I don’t understand why nvcc uses so many registers for my kernel. Here is the code I got:

```
float XT[3][3];
float4 Dh;
float4 NodeDisp;
/**
* First contribution
*/
/// Grab some values from textures
Dh = tex2D(DhCX_ref, texX, texY);
indY = (int)floor( __fdividef((float)ElNodes.x,MAXLENGTH) );
indX = ElNodes.x - indY*MAXLENGTH;
NodeDisp = tex2D(Disp_ref, indX, indY);
/// Computations
XT[0][0] = Dh.x*NodeDisp.x;
XT[1][0] = Dh.y*NodeDisp.x;
XT[2][0] = Dh.z*NodeDisp.x;
XT[0][1] = Dh.x*NodeDisp.y;
XT[1][1] = Dh.y*NodeDisp.y;
XT[2][1] = Dh.z*NodeDisp.y;
XT[0][2] = Dh.x*NodeDisp.z;
XT[1][2] = Dh.y*NodeDisp.z;
XT[2][2] = Dh.z*NodeDisp.z;
/**
* Second contribution
*/
// Grab other values re-using the same temporary float4
Dh = tex2D(DhCY_ref, texX, texY);
indY = (int)floor( __fdividef((float)ElNodes.y,MAXLENGTH) );
indX = ElNodes.y - indY*MAXLENGTH;
NodeDisp = tex2D(Disp_ref, indX, indY);
/// Computations
XT[0][0] += Dh.x*NodeDisp.x;
XT[1][0] += Dh.y*NodeDisp.x;
XT[2][0] += Dh.z*NodeDisp.x;
XT[0][1] += Dh.x*NodeDisp.y;
XT[1][1] += Dh.y*NodeDisp.y;
XT[2][1] += Dh.z*NodeDisp.y;
XT[0][2] += Dh.x*NodeDisp.z;
XT[1][2] += Dh.y*NodeDisp.z;
XT[2][2] += Dh.z*NodeDisp.z;
...
```

I got 4 contributions like this.

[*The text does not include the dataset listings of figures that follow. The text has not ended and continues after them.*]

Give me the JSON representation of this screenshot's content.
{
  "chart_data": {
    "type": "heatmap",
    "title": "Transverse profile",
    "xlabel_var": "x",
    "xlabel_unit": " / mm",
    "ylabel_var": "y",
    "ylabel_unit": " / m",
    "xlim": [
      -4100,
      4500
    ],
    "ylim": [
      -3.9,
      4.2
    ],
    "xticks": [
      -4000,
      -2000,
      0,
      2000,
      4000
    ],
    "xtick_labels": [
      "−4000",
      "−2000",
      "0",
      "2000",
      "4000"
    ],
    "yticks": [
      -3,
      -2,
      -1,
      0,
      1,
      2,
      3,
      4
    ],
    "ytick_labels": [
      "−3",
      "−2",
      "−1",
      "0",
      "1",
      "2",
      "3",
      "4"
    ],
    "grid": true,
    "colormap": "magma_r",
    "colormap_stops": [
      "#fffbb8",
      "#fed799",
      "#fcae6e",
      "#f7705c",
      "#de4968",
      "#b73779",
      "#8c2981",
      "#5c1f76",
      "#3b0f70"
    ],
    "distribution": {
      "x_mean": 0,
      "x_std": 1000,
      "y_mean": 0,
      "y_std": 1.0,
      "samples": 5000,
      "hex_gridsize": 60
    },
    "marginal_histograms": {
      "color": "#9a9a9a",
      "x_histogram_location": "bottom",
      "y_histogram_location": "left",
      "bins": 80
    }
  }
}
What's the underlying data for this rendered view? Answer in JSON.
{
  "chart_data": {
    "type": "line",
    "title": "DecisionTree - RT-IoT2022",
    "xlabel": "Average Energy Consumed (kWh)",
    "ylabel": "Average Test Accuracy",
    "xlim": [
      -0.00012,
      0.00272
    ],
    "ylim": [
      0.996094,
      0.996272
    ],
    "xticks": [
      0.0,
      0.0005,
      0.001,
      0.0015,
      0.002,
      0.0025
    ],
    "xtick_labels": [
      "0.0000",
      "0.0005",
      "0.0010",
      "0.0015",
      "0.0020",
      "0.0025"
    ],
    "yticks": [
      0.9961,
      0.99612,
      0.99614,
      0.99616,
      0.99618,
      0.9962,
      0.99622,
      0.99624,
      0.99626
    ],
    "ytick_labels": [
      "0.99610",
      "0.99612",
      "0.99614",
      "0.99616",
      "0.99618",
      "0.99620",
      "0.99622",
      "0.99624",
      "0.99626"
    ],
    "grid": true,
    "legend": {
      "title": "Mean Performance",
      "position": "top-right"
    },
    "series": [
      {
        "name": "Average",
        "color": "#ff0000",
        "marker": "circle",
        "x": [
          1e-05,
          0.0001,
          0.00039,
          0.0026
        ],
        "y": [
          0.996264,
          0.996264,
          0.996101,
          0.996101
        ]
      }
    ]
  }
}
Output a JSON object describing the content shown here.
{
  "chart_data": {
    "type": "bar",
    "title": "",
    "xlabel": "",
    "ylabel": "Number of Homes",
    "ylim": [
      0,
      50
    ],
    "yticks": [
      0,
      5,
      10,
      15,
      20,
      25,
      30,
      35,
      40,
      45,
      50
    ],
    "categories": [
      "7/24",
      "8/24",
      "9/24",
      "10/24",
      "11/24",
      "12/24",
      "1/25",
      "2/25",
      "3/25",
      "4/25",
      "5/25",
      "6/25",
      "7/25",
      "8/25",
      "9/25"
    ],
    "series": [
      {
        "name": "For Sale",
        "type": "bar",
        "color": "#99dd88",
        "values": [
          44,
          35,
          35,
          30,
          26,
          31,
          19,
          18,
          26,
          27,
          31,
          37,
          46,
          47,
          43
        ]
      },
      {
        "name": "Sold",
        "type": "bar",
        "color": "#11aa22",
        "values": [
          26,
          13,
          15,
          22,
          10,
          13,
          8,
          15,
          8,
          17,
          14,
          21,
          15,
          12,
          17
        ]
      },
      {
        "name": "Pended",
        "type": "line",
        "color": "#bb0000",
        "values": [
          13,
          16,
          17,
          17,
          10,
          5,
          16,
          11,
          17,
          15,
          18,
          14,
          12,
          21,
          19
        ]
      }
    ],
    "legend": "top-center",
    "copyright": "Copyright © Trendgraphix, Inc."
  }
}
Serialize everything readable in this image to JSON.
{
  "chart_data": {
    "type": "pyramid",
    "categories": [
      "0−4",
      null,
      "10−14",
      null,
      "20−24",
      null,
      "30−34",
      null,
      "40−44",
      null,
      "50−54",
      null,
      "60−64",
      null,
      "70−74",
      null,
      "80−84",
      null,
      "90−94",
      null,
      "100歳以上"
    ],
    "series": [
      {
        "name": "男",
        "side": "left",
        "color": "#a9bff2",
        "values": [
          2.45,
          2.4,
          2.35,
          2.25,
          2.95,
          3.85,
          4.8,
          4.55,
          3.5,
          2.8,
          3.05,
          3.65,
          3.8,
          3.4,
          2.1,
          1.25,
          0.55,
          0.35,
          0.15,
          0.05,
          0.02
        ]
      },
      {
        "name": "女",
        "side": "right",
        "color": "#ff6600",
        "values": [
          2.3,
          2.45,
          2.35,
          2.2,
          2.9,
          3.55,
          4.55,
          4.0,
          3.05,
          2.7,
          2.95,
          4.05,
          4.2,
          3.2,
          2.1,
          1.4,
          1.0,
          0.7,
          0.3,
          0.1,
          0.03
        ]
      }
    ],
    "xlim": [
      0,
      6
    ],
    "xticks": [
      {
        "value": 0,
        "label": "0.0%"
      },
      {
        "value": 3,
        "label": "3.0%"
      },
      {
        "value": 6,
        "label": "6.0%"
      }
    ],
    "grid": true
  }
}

If I do only the first one the kernel uses 12 registers. When I add the second contribution I reach 16 registers. The third contribution reaches 24 registers. At the end with the fourth contribution the kernel uses 32 registers… Why it’s not re-using the same registers to do the computations? How can I reduce the number of used registers? It really doesn’t make sense to me but I’m not an expert in low level language (assembly-like).